Limited Connectivity & Leaves

Instead of moving our clocks forward an hour (to go to Double Daylight Savings Time), we fell back an hour. Wonder whose idea that was ? I'm of the opinion that daylight at the end of the day is better than in the beginning of the day. It's hard enough to just wake up in the mornings. Have you ever tried to get out the door 15 minutes earlier ? 'cause in order to do that you have to allow an extra hour. I try to do my household duties during the weekdays, so as to leave the weekends free for scooting. We moved our clocks back last Sunday, and now it is dark to and from work. I've been trying to give our lawn that "one last" cut of the year. It looks like I will have to make sure my flashlight has a huge battery so I can see where I'm cutting.
It's been a frustrating past few days. Late last week I had a minor problem with my computer so a friend said he would take a look at it.

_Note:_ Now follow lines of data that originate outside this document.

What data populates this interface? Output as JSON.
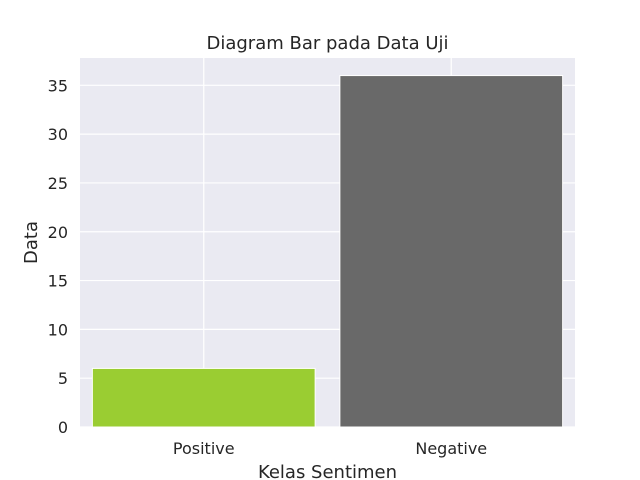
{
  "chart_data": {
    "type": "bar",
    "title": "Diagram Bar pada Data Uji",
    "xlabel": "Kelas Sentimen",
    "ylabel": "Data",
    "categories": [
      "Positive",
      "Negative"
    ],
    "values": [
      6,
      36
    ],
    "colors": [
      "#9acd32",
      "#696969"
    ],
    "ylim": [
      0,
      37.8
    ],
    "yticks": [
      0,
      5,
      10,
      15,
      20,
      25,
      30,
      35
    ],
    "grid": true,
    "background": "#eaeaf2"
  }
}
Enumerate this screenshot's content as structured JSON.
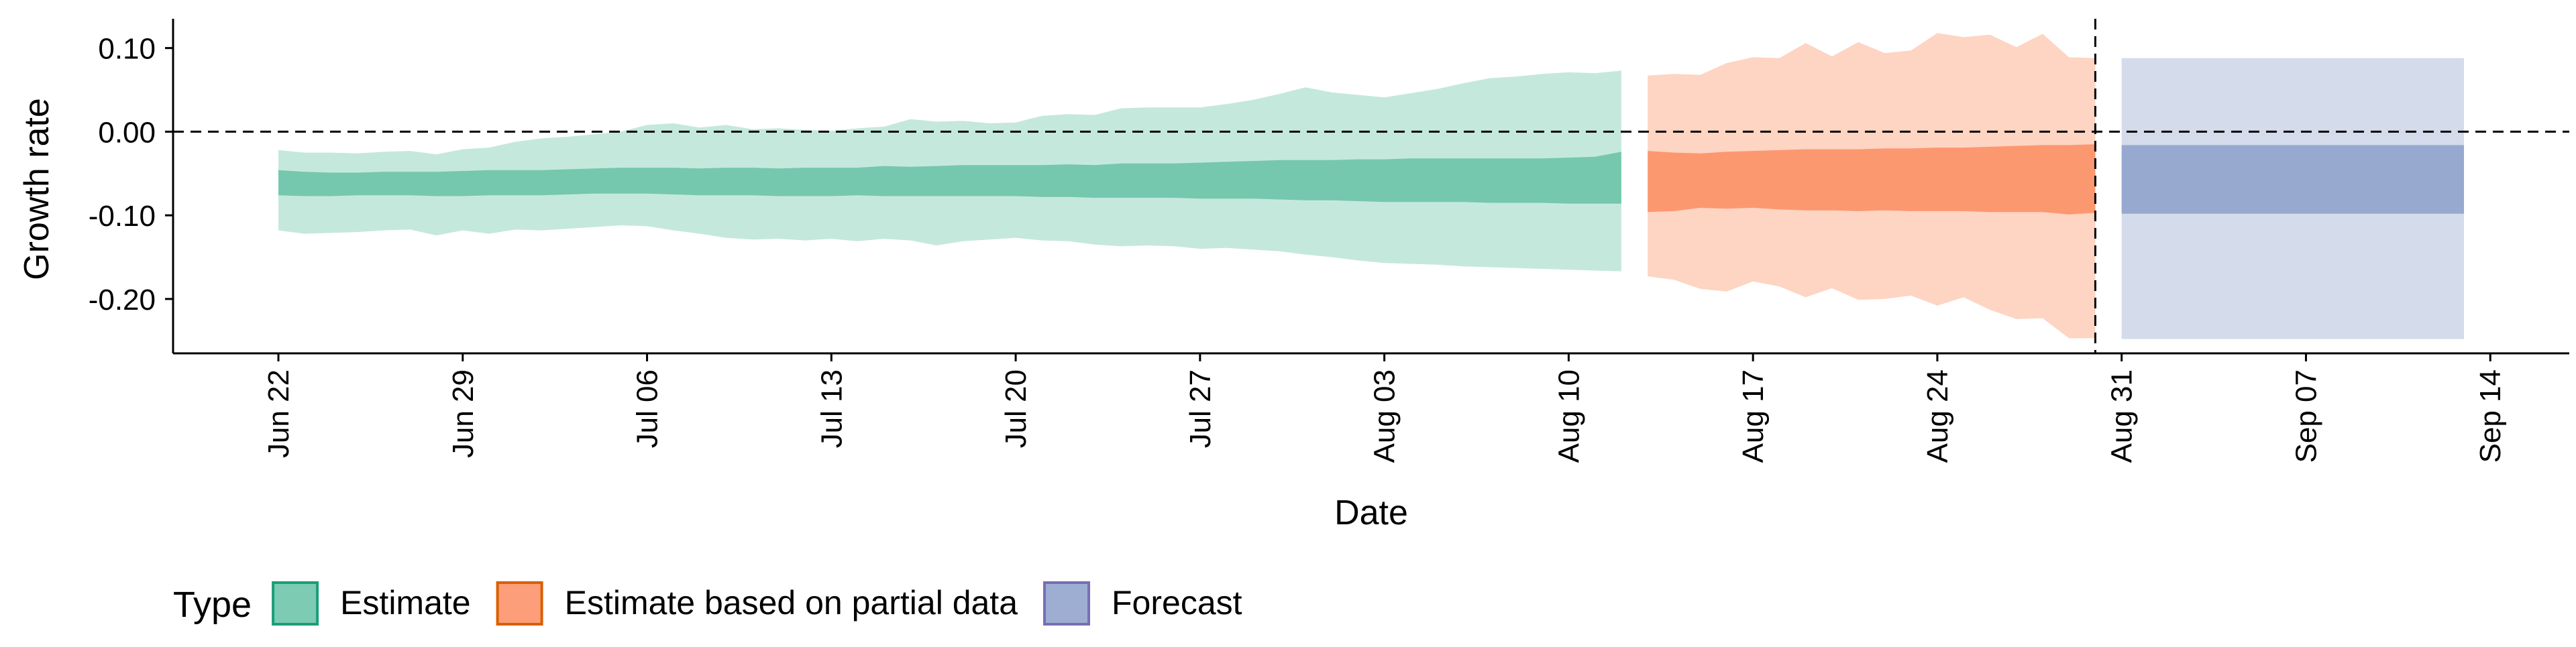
{
  "chart_data": {
    "type": "area",
    "xlabel": "Date",
    "ylabel": "Growth rate",
    "x_ticks": [
      {
        "date": "2020-06-22",
        "label": "Jun 22"
      },
      {
        "date": "2020-06-29",
        "label": "Jun 29"
      },
      {
        "date": "2020-07-06",
        "label": "Jul 06"
      },
      {
        "date": "2020-07-13",
        "label": "Jul 13"
      },
      {
        "date": "2020-07-20",
        "label": "Jul 20"
      },
      {
        "date": "2020-07-27",
        "label": "Jul 27"
      },
      {
        "date": "2020-08-03",
        "label": "Aug 03"
      },
      {
        "date": "2020-08-10",
        "label": "Aug 10"
      },
      {
        "date": "2020-08-17",
        "label": "Aug 17"
      },
      {
        "date": "2020-08-24",
        "label": "Aug 24"
      },
      {
        "date": "2020-08-31",
        "label": "Aug 31"
      },
      {
        "date": "2020-09-07",
        "label": "Sep 07"
      },
      {
        "date": "2020-09-14",
        "label": "Sep 14"
      }
    ],
    "xlim": [
      "2020-06-18",
      "2020-09-17"
    ],
    "y_ticks": [
      {
        "value": 0.1,
        "label": "0.10"
      },
      {
        "value": 0.0,
        "label": "0.00"
      },
      {
        "value": -0.1,
        "label": "-0.10"
      },
      {
        "value": -0.2,
        "label": "-0.20"
      }
    ],
    "ylim": [
      -0.265,
      0.135
    ],
    "hline_y": 0.0,
    "vline_date": "2020-08-30",
    "grid": false,
    "legend": {
      "title": "Type",
      "position": "bottom",
      "entries": [
        "Estimate",
        "Estimate based on partial data",
        "Forecast"
      ]
    },
    "series": [
      {
        "name": "Estimate",
        "fill_color": "#66C2A5",
        "edge_color": "#1B9E77",
        "points": [
          {
            "date": "2020-06-22",
            "outer": [
              -0.118,
              -0.022
            ],
            "inner": [
              -0.076,
              -0.046
            ]
          },
          {
            "date": "2020-06-23",
            "outer": [
              -0.122,
              -0.025
            ],
            "inner": [
              -0.077,
              -0.048
            ]
          },
          {
            "date": "2020-06-24",
            "outer": [
              -0.121,
              -0.025
            ],
            "inner": [
              -0.077,
              -0.049
            ]
          },
          {
            "date": "2020-06-25",
            "outer": [
              -0.12,
              -0.026
            ],
            "inner": [
              -0.076,
              -0.049
            ]
          },
          {
            "date": "2020-06-26",
            "outer": [
              -0.118,
              -0.024
            ],
            "inner": [
              -0.076,
              -0.048
            ]
          },
          {
            "date": "2020-06-27",
            "outer": [
              -0.117,
              -0.023
            ],
            "inner": [
              -0.076,
              -0.048
            ]
          },
          {
            "date": "2020-06-28",
            "outer": [
              -0.124,
              -0.027
            ],
            "inner": [
              -0.077,
              -0.048
            ]
          },
          {
            "date": "2020-06-29",
            "outer": [
              -0.118,
              -0.021
            ],
            "inner": [
              -0.077,
              -0.047
            ]
          },
          {
            "date": "2020-06-30",
            "outer": [
              -0.122,
              -0.019
            ],
            "inner": [
              -0.076,
              -0.046
            ]
          },
          {
            "date": "2020-07-01",
            "outer": [
              -0.117,
              -0.012
            ],
            "inner": [
              -0.076,
              -0.046
            ]
          },
          {
            "date": "2020-07-02",
            "outer": [
              -0.118,
              -0.008
            ],
            "inner": [
              -0.076,
              -0.046
            ]
          },
          {
            "date": "2020-07-03",
            "outer": [
              -0.116,
              -0.006
            ],
            "inner": [
              -0.075,
              -0.045
            ]
          },
          {
            "date": "2020-07-04",
            "outer": [
              -0.114,
              -0.003
            ],
            "inner": [
              -0.074,
              -0.044
            ]
          },
          {
            "date": "2020-07-05",
            "outer": [
              -0.112,
              0.0
            ],
            "inner": [
              -0.074,
              -0.043
            ]
          },
          {
            "date": "2020-07-06",
            "outer": [
              -0.113,
              0.008
            ],
            "inner": [
              -0.074,
              -0.043
            ]
          },
          {
            "date": "2020-07-07",
            "outer": [
              -0.118,
              0.01
            ],
            "inner": [
              -0.075,
              -0.043
            ]
          },
          {
            "date": "2020-07-08",
            "outer": [
              -0.122,
              0.005
            ],
            "inner": [
              -0.076,
              -0.044
            ]
          },
          {
            "date": "2020-07-09",
            "outer": [
              -0.127,
              0.008
            ],
            "inner": [
              -0.076,
              -0.043
            ]
          },
          {
            "date": "2020-07-10",
            "outer": [
              -0.129,
              0.003
            ],
            "inner": [
              -0.076,
              -0.043
            ]
          },
          {
            "date": "2020-07-11",
            "outer": [
              -0.128,
              0.004
            ],
            "inner": [
              -0.077,
              -0.044
            ]
          },
          {
            "date": "2020-07-12",
            "outer": [
              -0.13,
              0.002
            ],
            "inner": [
              -0.077,
              -0.043
            ]
          },
          {
            "date": "2020-07-13",
            "outer": [
              -0.128,
              0.001
            ],
            "inner": [
              -0.077,
              -0.043
            ]
          },
          {
            "date": "2020-07-14",
            "outer": [
              -0.131,
              0.004
            ],
            "inner": [
              -0.076,
              -0.043
            ]
          },
          {
            "date": "2020-07-15",
            "outer": [
              -0.128,
              0.006
            ],
            "inner": [
              -0.077,
              -0.041
            ]
          },
          {
            "date": "2020-07-16",
            "outer": [
              -0.13,
              0.015
            ],
            "inner": [
              -0.077,
              -0.042
            ]
          },
          {
            "date": "2020-07-17",
            "outer": [
              -0.136,
              0.012
            ],
            "inner": [
              -0.077,
              -0.041
            ]
          },
          {
            "date": "2020-07-18",
            "outer": [
              -0.131,
              0.013
            ],
            "inner": [
              -0.077,
              -0.04
            ]
          },
          {
            "date": "2020-07-19",
            "outer": [
              -0.129,
              0.01
            ],
            "inner": [
              -0.077,
              -0.04
            ]
          },
          {
            "date": "2020-07-20",
            "outer": [
              -0.127,
              0.011
            ],
            "inner": [
              -0.077,
              -0.04
            ]
          },
          {
            "date": "2020-07-21",
            "outer": [
              -0.13,
              0.019
            ],
            "inner": [
              -0.078,
              -0.04
            ]
          },
          {
            "date": "2020-07-22",
            "outer": [
              -0.131,
              0.021
            ],
            "inner": [
              -0.078,
              -0.039
            ]
          },
          {
            "date": "2020-07-23",
            "outer": [
              -0.135,
              0.02
            ],
            "inner": [
              -0.079,
              -0.04
            ]
          },
          {
            "date": "2020-07-24",
            "outer": [
              -0.137,
              0.028
            ],
            "inner": [
              -0.079,
              -0.038
            ]
          },
          {
            "date": "2020-07-25",
            "outer": [
              -0.136,
              0.029
            ],
            "inner": [
              -0.079,
              -0.038
            ]
          },
          {
            "date": "2020-07-26",
            "outer": [
              -0.137,
              0.029
            ],
            "inner": [
              -0.079,
              -0.038
            ]
          },
          {
            "date": "2020-07-27",
            "outer": [
              -0.14,
              0.029
            ],
            "inner": [
              -0.08,
              -0.037
            ]
          },
          {
            "date": "2020-07-28",
            "outer": [
              -0.139,
              0.033
            ],
            "inner": [
              -0.08,
              -0.036
            ]
          },
          {
            "date": "2020-07-29",
            "outer": [
              -0.141,
              0.038
            ],
            "inner": [
              -0.08,
              -0.035
            ]
          },
          {
            "date": "2020-07-30",
            "outer": [
              -0.143,
              0.045
            ],
            "inner": [
              -0.081,
              -0.034
            ]
          },
          {
            "date": "2020-07-31",
            "outer": [
              -0.147,
              0.053
            ],
            "inner": [
              -0.082,
              -0.034
            ]
          },
          {
            "date": "2020-08-01",
            "outer": [
              -0.15,
              0.047
            ],
            "inner": [
              -0.082,
              -0.034
            ]
          },
          {
            "date": "2020-08-02",
            "outer": [
              -0.154,
              0.044
            ],
            "inner": [
              -0.083,
              -0.033
            ]
          },
          {
            "date": "2020-08-03",
            "outer": [
              -0.157,
              0.041
            ],
            "inner": [
              -0.084,
              -0.033
            ]
          },
          {
            "date": "2020-08-04",
            "outer": [
              -0.158,
              0.046
            ],
            "inner": [
              -0.084,
              -0.032
            ]
          },
          {
            "date": "2020-08-05",
            "outer": [
              -0.159,
              0.051
            ],
            "inner": [
              -0.084,
              -0.032
            ]
          },
          {
            "date": "2020-08-06",
            "outer": [
              -0.161,
              0.058
            ],
            "inner": [
              -0.084,
              -0.032
            ]
          },
          {
            "date": "2020-08-07",
            "outer": [
              -0.162,
              0.064
            ],
            "inner": [
              -0.085,
              -0.032
            ]
          },
          {
            "date": "2020-08-08",
            "outer": [
              -0.163,
              0.066
            ],
            "inner": [
              -0.085,
              -0.032
            ]
          },
          {
            "date": "2020-08-09",
            "outer": [
              -0.164,
              0.069
            ],
            "inner": [
              -0.085,
              -0.032
            ]
          },
          {
            "date": "2020-08-10",
            "outer": [
              -0.165,
              0.071
            ],
            "inner": [
              -0.086,
              -0.031
            ]
          },
          {
            "date": "2020-08-11",
            "outer": [
              -0.166,
              0.07
            ],
            "inner": [
              -0.086,
              -0.03
            ]
          },
          {
            "date": "2020-08-12",
            "outer": [
              -0.167,
              0.073
            ],
            "inner": [
              -0.086,
              -0.024
            ]
          }
        ]
      },
      {
        "name": "Estimate based on partial data",
        "fill_color": "#FC8D62",
        "edge_color": "#D95F02",
        "points": [
          {
            "date": "2020-08-13",
            "outer": [
              -0.173,
              0.067
            ],
            "inner": [
              -0.096,
              -0.023
            ]
          },
          {
            "date": "2020-08-14",
            "outer": [
              -0.177,
              0.069
            ],
            "inner": [
              -0.095,
              -0.025
            ]
          },
          {
            "date": "2020-08-15",
            "outer": [
              -0.188,
              0.068
            ],
            "inner": [
              -0.091,
              -0.026
            ]
          },
          {
            "date": "2020-08-16",
            "outer": [
              -0.191,
              0.082
            ],
            "inner": [
              -0.092,
              -0.024
            ]
          },
          {
            "date": "2020-08-17",
            "outer": [
              -0.179,
              0.089
            ],
            "inner": [
              -0.091,
              -0.023
            ]
          },
          {
            "date": "2020-08-18",
            "outer": [
              -0.185,
              0.088
            ],
            "inner": [
              -0.093,
              -0.022
            ]
          },
          {
            "date": "2020-08-19",
            "outer": [
              -0.198,
              0.106
            ],
            "inner": [
              -0.094,
              -0.021
            ]
          },
          {
            "date": "2020-08-20",
            "outer": [
              -0.187,
              0.09
            ],
            "inner": [
              -0.094,
              -0.021
            ]
          },
          {
            "date": "2020-08-21",
            "outer": [
              -0.201,
              0.107
            ],
            "inner": [
              -0.095,
              -0.021
            ]
          },
          {
            "date": "2020-08-22",
            "outer": [
              -0.2,
              0.094
            ],
            "inner": [
              -0.094,
              -0.02
            ]
          },
          {
            "date": "2020-08-23",
            "outer": [
              -0.196,
              0.097
            ],
            "inner": [
              -0.095,
              -0.02
            ]
          },
          {
            "date": "2020-08-24",
            "outer": [
              -0.208,
              0.118
            ],
            "inner": [
              -0.095,
              -0.019
            ]
          },
          {
            "date": "2020-08-25",
            "outer": [
              -0.198,
              0.113
            ],
            "inner": [
              -0.095,
              -0.019
            ]
          },
          {
            "date": "2020-08-26",
            "outer": [
              -0.213,
              0.116
            ],
            "inner": [
              -0.096,
              -0.018
            ]
          },
          {
            "date": "2020-08-27",
            "outer": [
              -0.224,
              0.101
            ],
            "inner": [
              -0.096,
              -0.017
            ]
          },
          {
            "date": "2020-08-28",
            "outer": [
              -0.223,
              0.117
            ],
            "inner": [
              -0.096,
              -0.016
            ]
          },
          {
            "date": "2020-08-29",
            "outer": [
              -0.247,
              0.089
            ],
            "inner": [
              -0.099,
              -0.016
            ]
          },
          {
            "date": "2020-08-30",
            "outer": [
              -0.247,
              0.088
            ],
            "inner": [
              -0.097,
              -0.015
            ]
          }
        ]
      },
      {
        "name": "Forecast",
        "fill_color": "#8DA0CB",
        "edge_color": "#7570B3",
        "points": [
          {
            "date": "2020-08-31",
            "outer": [
              -0.248,
              0.088
            ],
            "inner": [
              -0.098,
              -0.016
            ]
          },
          {
            "date": "2020-09-13",
            "outer": [
              -0.248,
              0.088
            ],
            "inner": [
              -0.098,
              -0.016
            ]
          }
        ]
      }
    ]
  }
}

I purchased an external DVD writer for my netBook and the Nero software locked up. I attempted to un-install it but it appeared that one component was still trying to load up on boot up, thus giving an error. Not really a big deal, but the error screen always came on so you had to click the "OK" button. I tried to find the startup script to disable it but being computer illiterate as I am, I have to rely on someone else to help me out. Anyway, long story short, I came home with the computer on Friday evening and could not get it to log onto the internet. Thus no BLOG updates for a few days. But all is back to normal. My netBook is a great little machine. It is small with a 8.9" screen great for travelling or being on the move, as well as being a backup computer for surfing the web.
Saturday was a great day for scooting . . .


On the way home from Breakfast with the guys, I took a little detour through Queen Elizabeth Park. There is a Ring road that circles around and passes by a little lake. The locals call this park, "Little Mountain" and it is the reservoir for the City of Vancouver, being the highest hill in the city. The main reservoir at the top used to be OPEN, but now it is covered with a parking lot on top, Restaurant and viewpoint of the city, as well as a few walk ways (walking paths) .


There are lots of ducks begging for food, and there are some small fish in the lake, goldfish size so you would need a lot of them to make a meal. Just as I got there I wanted to take a picture of the scoot under the large flowing willow tree, but a father and son got there just before me so I had to change my angle a bit. You are able to see a bit of his red jacket, on the left.


I don't live very far from the Park so took the scenic way home. You have to be very careful this time of year and watch out for all those leaves on the ground as they are slick as grease.


Right now we are in-between storms. Lots of rain & wind were forecast for this particular afternoon, but so far the weather has been clear. Just a few spits of rain but you can definitely feel Fall in the air.